HCG: Streaming DCNN Accelerator With a Hybrid Computational Granularity Scheme on FPGA.

With the growth of field-programmable gate array (FPGA) hardware resources, streaming DCNN accelerators leverage interconvolutional-layer parallelism to enhance throughput. In existing streaming accelerators, convolution nodes typically adopt layer- or column-based tiling methods, where the tiled input feature map (Ifmap) encompasses all input channels. This approach facilitates the comprehensive calculation of the output feature map (Ofmap) and maximizes interlayer parallelism.
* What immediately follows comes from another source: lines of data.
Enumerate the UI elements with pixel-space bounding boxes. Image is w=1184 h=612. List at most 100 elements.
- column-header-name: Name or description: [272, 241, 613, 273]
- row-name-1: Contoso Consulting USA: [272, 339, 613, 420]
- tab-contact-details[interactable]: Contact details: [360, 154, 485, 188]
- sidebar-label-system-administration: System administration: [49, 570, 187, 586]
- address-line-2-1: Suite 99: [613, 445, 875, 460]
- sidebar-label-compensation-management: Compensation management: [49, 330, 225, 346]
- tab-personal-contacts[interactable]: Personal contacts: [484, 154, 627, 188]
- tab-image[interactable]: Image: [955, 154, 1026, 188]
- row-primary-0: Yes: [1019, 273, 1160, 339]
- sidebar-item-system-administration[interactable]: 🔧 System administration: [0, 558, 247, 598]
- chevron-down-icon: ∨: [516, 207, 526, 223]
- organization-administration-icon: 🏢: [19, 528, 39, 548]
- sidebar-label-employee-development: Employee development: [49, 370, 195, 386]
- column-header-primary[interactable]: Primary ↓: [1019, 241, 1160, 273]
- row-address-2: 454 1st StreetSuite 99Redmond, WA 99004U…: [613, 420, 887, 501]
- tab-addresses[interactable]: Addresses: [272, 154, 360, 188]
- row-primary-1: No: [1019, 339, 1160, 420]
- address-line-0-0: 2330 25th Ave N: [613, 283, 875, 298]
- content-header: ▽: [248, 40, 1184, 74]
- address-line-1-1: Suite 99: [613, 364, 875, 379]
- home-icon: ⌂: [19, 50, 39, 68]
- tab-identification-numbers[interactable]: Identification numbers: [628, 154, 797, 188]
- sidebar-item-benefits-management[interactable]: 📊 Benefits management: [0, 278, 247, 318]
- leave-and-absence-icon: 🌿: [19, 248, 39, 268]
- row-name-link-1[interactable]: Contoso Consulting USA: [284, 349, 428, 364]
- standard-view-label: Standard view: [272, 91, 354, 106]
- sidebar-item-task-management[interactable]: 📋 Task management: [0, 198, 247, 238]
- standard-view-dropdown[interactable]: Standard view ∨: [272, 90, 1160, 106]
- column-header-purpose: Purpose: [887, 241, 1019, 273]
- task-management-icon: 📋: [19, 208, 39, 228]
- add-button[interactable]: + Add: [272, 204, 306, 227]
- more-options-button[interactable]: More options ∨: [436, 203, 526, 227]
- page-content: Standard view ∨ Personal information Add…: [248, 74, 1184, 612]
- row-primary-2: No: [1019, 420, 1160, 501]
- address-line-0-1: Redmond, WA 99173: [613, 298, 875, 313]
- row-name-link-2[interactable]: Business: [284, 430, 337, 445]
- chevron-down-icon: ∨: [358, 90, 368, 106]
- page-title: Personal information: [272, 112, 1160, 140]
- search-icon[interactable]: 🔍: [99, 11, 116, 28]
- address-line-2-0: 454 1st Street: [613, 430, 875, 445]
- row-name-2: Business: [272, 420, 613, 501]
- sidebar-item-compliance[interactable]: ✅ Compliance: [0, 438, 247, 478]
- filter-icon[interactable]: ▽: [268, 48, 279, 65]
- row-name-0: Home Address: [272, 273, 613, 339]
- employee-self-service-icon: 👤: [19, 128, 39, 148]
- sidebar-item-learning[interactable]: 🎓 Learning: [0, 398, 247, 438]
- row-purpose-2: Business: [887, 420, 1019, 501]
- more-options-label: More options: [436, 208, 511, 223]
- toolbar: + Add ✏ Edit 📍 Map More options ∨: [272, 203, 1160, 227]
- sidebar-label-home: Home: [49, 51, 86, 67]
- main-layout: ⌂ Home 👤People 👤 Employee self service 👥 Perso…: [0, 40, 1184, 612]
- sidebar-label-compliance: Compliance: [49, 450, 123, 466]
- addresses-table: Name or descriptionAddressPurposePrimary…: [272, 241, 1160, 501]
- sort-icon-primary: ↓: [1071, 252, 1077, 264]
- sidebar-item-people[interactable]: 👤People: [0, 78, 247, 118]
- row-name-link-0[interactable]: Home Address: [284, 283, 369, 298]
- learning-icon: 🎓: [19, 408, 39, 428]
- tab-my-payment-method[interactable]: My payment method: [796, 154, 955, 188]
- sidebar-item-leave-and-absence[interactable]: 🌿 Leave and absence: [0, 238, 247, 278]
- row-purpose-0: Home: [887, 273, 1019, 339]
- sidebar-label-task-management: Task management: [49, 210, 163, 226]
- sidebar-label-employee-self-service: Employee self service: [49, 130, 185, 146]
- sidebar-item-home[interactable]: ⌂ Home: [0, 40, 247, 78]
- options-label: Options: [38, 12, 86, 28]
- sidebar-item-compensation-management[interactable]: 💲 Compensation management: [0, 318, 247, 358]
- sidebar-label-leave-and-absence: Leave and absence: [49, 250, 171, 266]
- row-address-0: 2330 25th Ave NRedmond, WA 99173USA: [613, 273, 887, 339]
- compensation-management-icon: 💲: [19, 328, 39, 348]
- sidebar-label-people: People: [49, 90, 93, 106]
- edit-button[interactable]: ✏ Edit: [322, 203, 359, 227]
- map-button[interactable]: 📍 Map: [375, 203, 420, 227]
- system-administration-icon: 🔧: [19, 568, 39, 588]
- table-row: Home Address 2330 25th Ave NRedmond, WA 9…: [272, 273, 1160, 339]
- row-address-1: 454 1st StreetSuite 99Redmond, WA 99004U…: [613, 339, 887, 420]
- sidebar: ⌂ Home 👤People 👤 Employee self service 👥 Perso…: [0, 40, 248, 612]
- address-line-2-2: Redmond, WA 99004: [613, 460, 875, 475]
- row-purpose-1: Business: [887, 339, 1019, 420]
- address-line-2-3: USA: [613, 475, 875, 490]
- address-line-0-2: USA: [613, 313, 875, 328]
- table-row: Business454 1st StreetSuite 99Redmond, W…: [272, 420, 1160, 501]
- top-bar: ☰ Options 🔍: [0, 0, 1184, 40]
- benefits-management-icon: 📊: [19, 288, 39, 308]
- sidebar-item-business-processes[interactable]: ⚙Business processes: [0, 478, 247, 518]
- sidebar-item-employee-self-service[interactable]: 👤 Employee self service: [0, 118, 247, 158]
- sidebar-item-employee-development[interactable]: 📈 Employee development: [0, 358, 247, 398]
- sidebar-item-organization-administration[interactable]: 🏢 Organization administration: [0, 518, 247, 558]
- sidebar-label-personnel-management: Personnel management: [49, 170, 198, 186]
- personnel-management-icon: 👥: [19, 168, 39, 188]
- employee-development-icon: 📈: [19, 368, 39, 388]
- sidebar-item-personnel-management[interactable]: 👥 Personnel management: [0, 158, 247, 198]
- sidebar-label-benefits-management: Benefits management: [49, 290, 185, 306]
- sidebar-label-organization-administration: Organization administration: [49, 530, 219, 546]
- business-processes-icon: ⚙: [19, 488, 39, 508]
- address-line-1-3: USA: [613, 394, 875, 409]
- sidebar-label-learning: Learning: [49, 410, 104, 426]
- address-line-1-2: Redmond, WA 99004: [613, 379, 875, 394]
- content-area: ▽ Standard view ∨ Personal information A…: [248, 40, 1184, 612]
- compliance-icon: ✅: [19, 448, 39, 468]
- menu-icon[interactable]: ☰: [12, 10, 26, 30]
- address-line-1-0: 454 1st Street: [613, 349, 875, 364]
The computational granularity, defined in this study as the calculated rows or columns of Ofmap based on each tiled Ifmap data, significantly influences on-chip Ifmap storage and off-chip weight bandwidth (BW). The uniform application of computational granularity across all nodes inevitably impacts the memory-BW tradeoff. This article introduces a novel streaming accelerator with a hybrid computational granularity (HCG) scheme. Each node employs an independently optimized computational granularity, enabling a more flexible memory-BW tradeoff and more effective utilization of FPGA resources. However, this hybrid scheme can introduce pipeline bubbles and increase system pipeline complexity and control logic. To address these challenges, this article theoretically analyzes the impact of computational granularity on individual computing nodes and the overall system, aiming to establish a seamless system pipeline without pipeline bubbles and simplify system design. Furthermore, the article develops a hardware overhead model and employs a heuristic algorithm to optimize computational granularity for each computing node, achieving optimal memory-BW tradeoff and higher throughput. Finally, the effectiveness of the proposed design and optimization methodology is validated through the implementation of a 3-TOPS ResNet-18 accelerator on the Alveo U250 development board under BW constraints of 25, 20, and 15 GB/s. Additionally, accelerators for 4-TOPS VGG-16, 4-TOPS ResNet-34, 5-TOPS ResNet-50, 3-TOPS MobileNetV1, 4-TOPS ConvNeXt-T, and 4-TOPS ResNeXt-50 are implemented, surpassing the performance of most existing works.